Стихотворение «Пора, пора за ум мне взяться…» («Nun ist Zeit, daß ich mit Verstand…»), открывающее цикл, содержит наиболее очевидную (именно очевидную, а не программную для Гейне по форме) критику романтизма как синонима фальши. В нем речь идет о комедии, разыгрываемой на фоне роскошных кулис, оформленных в высокоромантическом стиле, о рыцарском плаще, сияющем золотом. (В оригинале фальшь ситуации подчеркивается еще тавтологичностью формулировок: «Ich hab so lang als ein Komödiant // Mit dir gespielt die Komödie»; «Ich fühlte die feinsten Gefühle».) Лирический герой оригинала обращается к героине, разыгрывет спектакль с нею. В переводе мы находим обобщение (курсив мой. — А. А.):

Пора, пора за ум мне взяться!
Пора отбросить этот вздор,
С которым в мир привык являться
Я, как напыщенный актер!

Незначительная, на первый взгляд, корректура совершенно меняет коммуникативную ситуацию и переводит смысл стихотворения из сферы личных отношений («он — она») в область обобщения, адресованного всем. И. Ф. Анненский, сравнивая переводы этого стихотворения, сделанные Майковым и А. К. Толстым, заметил: «Майков не обратил внимания даже на личный характер пьесы»14. Оставшиеся три строфы оригинала легко вписываются в эту концепцию. Однако Майков не ограничивается сделанным изменением.
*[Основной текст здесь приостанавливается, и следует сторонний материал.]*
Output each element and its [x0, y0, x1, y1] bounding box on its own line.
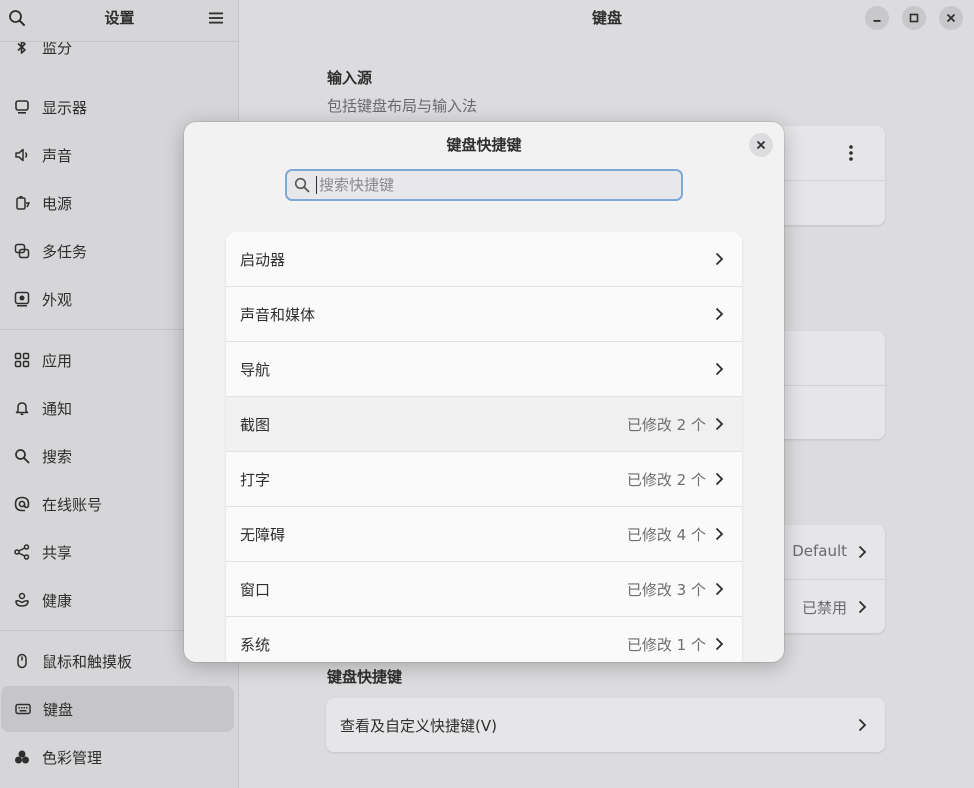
- sidebar-item-label: 声音: [42, 146, 73, 165]
- view-shortcuts-row[interactable]: 查看及自定义快捷键(V): [326, 698, 885, 752]
- compose-key-value: 已禁用: [801, 599, 847, 617]
- sidebar-item-label: 搜索: [42, 447, 73, 466]
- sidebar-title: 设置: [104, 9, 135, 27]
- sidebar-item-label: 色彩管理: [42, 748, 103, 767]
- category-label: 系统: [240, 635, 271, 654]
- sidebar-item-label: 键盘: [43, 700, 74, 719]
- minimize-button[interactable]: [865, 6, 889, 30]
- bell-icon: [15, 402, 29, 416]
- hamburger-menu-icon[interactable]: [207, 9, 225, 27]
- alternate-chars-value: Default: [792, 542, 847, 560]
- chevron-right-icon: [858, 545, 867, 559]
- dialog-close-button[interactable]: [749, 133, 773, 157]
- input-sources-title: 输入源: [327, 69, 373, 87]
- chevron-right-icon: [715, 637, 724, 651]
- minimize-icon: [873, 20, 881, 22]
- keyboard-shortcuts-title: 键盘快捷键: [327, 668, 403, 686]
- category-label: 窗口: [240, 580, 271, 599]
- maximize-button[interactable]: [902, 6, 926, 30]
- more-options-icon[interactable]: [849, 144, 853, 162]
- close-icon: [756, 140, 766, 150]
- sidebar-item-label: 共享: [42, 543, 73, 562]
- category-row-screenshots[interactable]: 截图 已修改 2 个: [226, 397, 742, 452]
- sidebar-item-color[interactable]: 色彩管理: [0, 734, 233, 780]
- category-label: 启动器: [240, 250, 286, 269]
- category-row-windows[interactable]: 窗口 已修改 3 个: [226, 562, 742, 617]
- category-row-launchers[interactable]: 启动器: [226, 232, 742, 287]
- sidebar-item-label: 通知: [42, 399, 73, 418]
- category-label: 打字: [240, 470, 271, 489]
- sidebar-item-keyboard[interactable]: 键盘: [1, 686, 234, 732]
- search-icon: [294, 177, 310, 193]
- category-modified-count: 已修改 2 个: [626, 415, 706, 434]
- category-row-typing[interactable]: 打字 已修改 2 个: [226, 452, 742, 507]
- chevron-right-icon: [715, 307, 724, 321]
- chevron-right-icon: [715, 362, 724, 376]
- apps-grid-icon: [14, 352, 30, 368]
- category-row-sound-media[interactable]: 声音和媒体: [226, 287, 742, 342]
- chevron-right-icon: [715, 417, 724, 431]
- sidebar-item-label: 外观: [42, 290, 73, 309]
- share-icon: [14, 544, 30, 560]
- close-icon: [946, 13, 956, 23]
- sidebar-item-label: 健康: [42, 591, 73, 610]
- shortcut-search-input[interactable]: [319, 176, 681, 194]
- category-label: 截图: [240, 415, 271, 434]
- chevron-right-icon: [715, 527, 724, 541]
- sidebar-item-label: 在线账号: [42, 495, 103, 514]
- window-title: 键盘: [591, 9, 622, 27]
- category-modified-count: 已修改 2 个: [626, 470, 706, 489]
- search-icon: [15, 449, 30, 464]
- speaker-icon: [15, 148, 28, 162]
- sidebar-item-label: 多任务: [42, 242, 88, 261]
- mouse-icon: [17, 653, 27, 669]
- category-modified-count: 已修改 1 个: [626, 635, 706, 654]
- sidebar-item-label: 显示器: [42, 98, 88, 117]
- close-window-button[interactable]: [939, 6, 963, 30]
- chevron-right-icon: [715, 582, 724, 596]
- input-sources-subtitle: 包括键盘布局与输入法: [327, 97, 478, 115]
- multitasking-icon: [14, 243, 30, 259]
- category-row-navigation[interactable]: 导航: [226, 342, 742, 397]
- sidebar-item-label: 电源: [42, 194, 73, 213]
- category-label: 无障碍: [240, 525, 286, 544]
- appearance-icon: [14, 291, 30, 307]
- chevron-right-icon: [858, 600, 867, 614]
- sidebar-item-label: 应用: [42, 351, 73, 370]
- category-row-accessibility[interactable]: 无障碍 已修改 4 个: [226, 507, 742, 562]
- display-icon: [15, 100, 29, 114]
- shortcut-category-list: 启动器 声音和媒体 导航 截图 已修改 2 个 打字 已修改 2 个 无障碍 已…: [226, 232, 742, 662]
- battery-icon: [16, 196, 30, 210]
- sidebar-header: 设置: [0, 0, 238, 42]
- at-sign-icon: [14, 496, 30, 512]
- shortcut-search-field[interactable]: [285, 169, 683, 201]
- maximize-icon: [909, 13, 919, 23]
- text-caret: [316, 176, 317, 194]
- category-row-system[interactable]: 系统 已修改 1 个: [226, 617, 742, 662]
- chevron-right-icon: [715, 472, 724, 486]
- view-shortcuts-label: 查看及自定义快捷键(V): [340, 717, 497, 735]
- chevron-right-icon: [715, 252, 724, 266]
- category-modified-count: 已修改 4 个: [626, 525, 706, 544]
- category-modified-count: 已修改 3 个: [626, 580, 706, 599]
- sidebar-item-label: 鼠标和触摸板: [42, 652, 133, 671]
- wellbeing-icon: [15, 592, 29, 607]
- dialog-title: 键盘快捷键: [446, 136, 522, 154]
- category-label: 声音和媒体: [240, 305, 316, 324]
- keyboard-icon: [15, 703, 31, 715]
- color-icon: [15, 750, 29, 764]
- keyboard-shortcuts-dialog: 键盘快捷键 启动器 声音和媒体 导航: [184, 122, 784, 662]
- category-label: 导航: [240, 360, 271, 379]
- chevron-right-icon: [858, 718, 867, 732]
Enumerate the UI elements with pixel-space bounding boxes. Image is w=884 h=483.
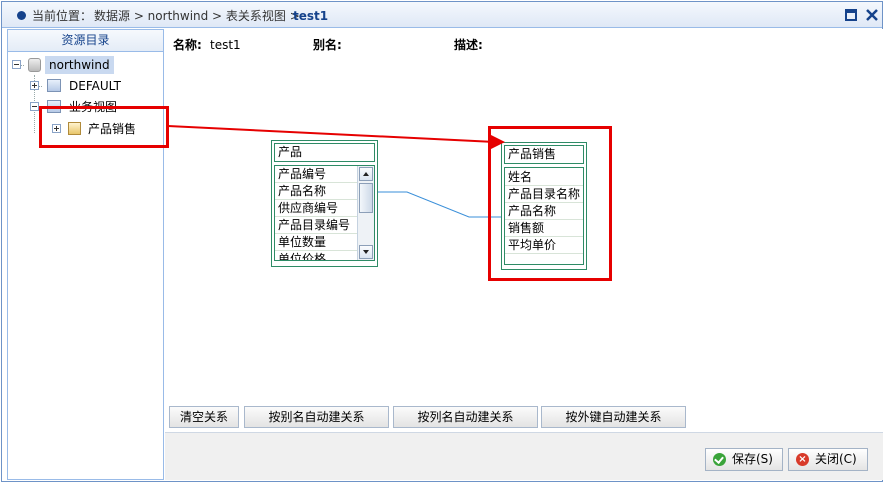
annotation-arrow <box>167 125 496 143</box>
annotation-arrow-head <box>491 135 505 149</box>
relation-view-window: 当前位置： 数据源 > northwind > 表关系视图 > test1 资源… <box>1 1 883 482</box>
annotation-arrow-layer <box>167 125 505 149</box>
Он так переводит оставшиеся строфы:

Смешно все в мантии иль в тоге,
С партера не сводя очей,
Читать в надутом монологе
Анализ сердца и страстей!..

Так, но без ветоши ничтожной
Неловко сердцу моему!
Ему смешон был пафос ложный;
Противен смех теперь ему!

Ведь все ж, на память роль читая,
В ней вопли сердца я твердил
И, в глупой сцене умирая,
Взаправду смерть в груди носил!

Из второй строфы, целиком посвященной романтическим образам, романтизм исчезает вместе со своими атрибутами (роскошные кулисы, рыцарские одеяния), зато появляется обобщенный образ публики (партер), который, в сочетании с «надутым монологом», усиливает мотив театра и экспонирует отсутствующую в оригинале дихотомию «актер — зритель». Более того, «анализ сердца и страстей» — это уже почти театральная критика, которая сразу же превращается в пародию на саму себя.

Следующая строфа имеет с оригиналом мало общего. Гейне пишет:

Und nun ich mich gar säuberlich
Des tollen Tands entled’ge,
Noch immer elend fühl ich mich,
Als spielt ich noch immer Komödie.

(«И теперь, когда я избавился от этой сумасбродной чепухи, я все еще чувствую себя таким жалким, как если бы все еще разыгрывал комедию».) Лирический герой Гейне потому чувствует себя жалким (убогим, презренным), что само избавление от «сумасбродной чепухи» романтизма (отметим немаловажную аллитерацию оригинала — tollen Tands звучит как погремушка) напоминает следующий акт комедии, да и осмысляет он разыгрывавшуюся комедию в субъективноэмоциональных терминах. Он ощущает себя частью продолжающегося спектакля. Лирический герой Майкова, напротив, занимает объективированную позицию по отношению к «сумасбродной чепухе», из которой он уже вполне исключил себя, и осмысляет ситуацию в адекватных этой позиции обобщающих категориях: «ничтожная ветошь», «ложный пафос». Лирический герой Гейне стремится вырваться из замкнутого круга, лирический герой Майкова философски противопоставляет «ложный пафос» и «смех». Первый — жертва любовной комедии, второй — театральный критик. Только последняя строфа в какой-то степени приближает майковскую трактовку к оригиналу, хотя и тут «вопли сердца» получают обобщенно-иронический смысл, тогда как в оригинале читаем нейтральное: «Sprach ich, was ich gefühlet» — «Говорил я то, что чувствовал».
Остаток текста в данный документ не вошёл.